The solution to bad speech, as they say, is more speech. So when a big newspaper publishes a long complaint about how a giant company is funding a local news outlet, I have a tough time understanding why that’s inherently bad.
In case you missed it earlier, a Los Angeles Times columnist expressed shock that Chevron is funding a local news website in Richmond, California, a region in which the oil company operates a refinery. The Times columnist calls The Richmond Standard “a Chevron PR website,” though two of the six articles on the front page as of this afternoon covered area homicides (and I doubt Chevron wants to be associated with murder any more closely than it already is).
Whenever the adversarial relationship between journalists and PR practitioners comes up, I almost always defer to the wants and needs of journalists because my agency’s values — a commitment to clarity, consistency, and accuracy — resemble news values more than they resemble marketing tactics.
But this line from the Times column can’t escape interrogation:
“This is what the news business has come to in communities where economics have wiped out traditional local newspapers. Self-interested corporations have stepped into the vacuum.”
I have to disagree. Self-interested corporations are the vacuum — and they have always been the vacuum.

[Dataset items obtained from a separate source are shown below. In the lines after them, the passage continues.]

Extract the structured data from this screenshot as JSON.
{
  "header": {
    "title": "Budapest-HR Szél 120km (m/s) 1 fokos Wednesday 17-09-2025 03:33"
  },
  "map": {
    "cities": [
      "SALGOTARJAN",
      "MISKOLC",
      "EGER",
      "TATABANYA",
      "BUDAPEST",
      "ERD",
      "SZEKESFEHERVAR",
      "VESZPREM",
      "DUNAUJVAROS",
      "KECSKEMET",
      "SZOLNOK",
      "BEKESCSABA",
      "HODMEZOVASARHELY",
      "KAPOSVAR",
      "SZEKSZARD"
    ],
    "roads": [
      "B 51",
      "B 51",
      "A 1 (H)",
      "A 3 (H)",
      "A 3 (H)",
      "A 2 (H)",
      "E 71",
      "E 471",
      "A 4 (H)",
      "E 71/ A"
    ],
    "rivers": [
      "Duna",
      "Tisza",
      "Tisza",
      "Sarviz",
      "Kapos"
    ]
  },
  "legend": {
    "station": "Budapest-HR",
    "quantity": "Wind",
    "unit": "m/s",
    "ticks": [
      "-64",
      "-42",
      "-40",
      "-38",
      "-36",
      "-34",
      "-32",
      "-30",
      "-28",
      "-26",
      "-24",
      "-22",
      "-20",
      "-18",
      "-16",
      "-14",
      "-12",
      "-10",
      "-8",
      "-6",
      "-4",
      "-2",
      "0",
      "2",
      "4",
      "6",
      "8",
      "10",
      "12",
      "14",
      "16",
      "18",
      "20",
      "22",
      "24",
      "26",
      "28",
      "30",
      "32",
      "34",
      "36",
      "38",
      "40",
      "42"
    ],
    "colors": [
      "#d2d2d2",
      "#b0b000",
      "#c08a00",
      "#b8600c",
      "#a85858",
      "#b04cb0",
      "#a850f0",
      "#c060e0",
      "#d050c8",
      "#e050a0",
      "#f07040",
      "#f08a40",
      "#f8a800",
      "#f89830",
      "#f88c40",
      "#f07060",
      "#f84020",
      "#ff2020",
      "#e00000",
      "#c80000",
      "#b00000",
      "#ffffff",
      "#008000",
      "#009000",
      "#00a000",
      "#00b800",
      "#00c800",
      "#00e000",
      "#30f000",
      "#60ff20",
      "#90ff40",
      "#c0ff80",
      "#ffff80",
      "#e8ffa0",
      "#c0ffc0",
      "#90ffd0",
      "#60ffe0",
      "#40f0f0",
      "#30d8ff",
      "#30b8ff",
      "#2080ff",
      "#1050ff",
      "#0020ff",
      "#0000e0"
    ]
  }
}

The Los Angeles Times is owned by Tribune Publishing, a publicly traded company with a market cap of more than $500m. The business model of most publishers depends on the willingness of news consumers to pay for news content. So, the fact that a large company outside the publishing space has funded — presumably at a net loss — a news venture is a realistic threat to the business interests of those publishers.
No one knows how to make money off of publishing news anymore.
The uncomfortable fact is that every journalist who doesn’t write for one of the handful of nonprofit news sources is writing for a self-interested corporation. They simply have more than one advertiser sponsoring their work. From the looks of it, the wall between editorial and advertising at the Richmond Standard resembles the wall between editorial and advertising at many conventional news outlets.
The Times critique is just the most recent demonstration of why it is simultaneously the worst time to work in the news business and the best time to know what real news is. When you separate reality from romanticism and view news media as a collection of assets, then it should become obvious that people are going to treat them like any other asset and maximize their value in whatever manner benefits them the most.
The point? As long as Richmond Standard doesn’t publish falsehoods, someone needs to help me understand how its mere existence is any worse than that of the many “news” sites that rely on clickbait to monetize their content.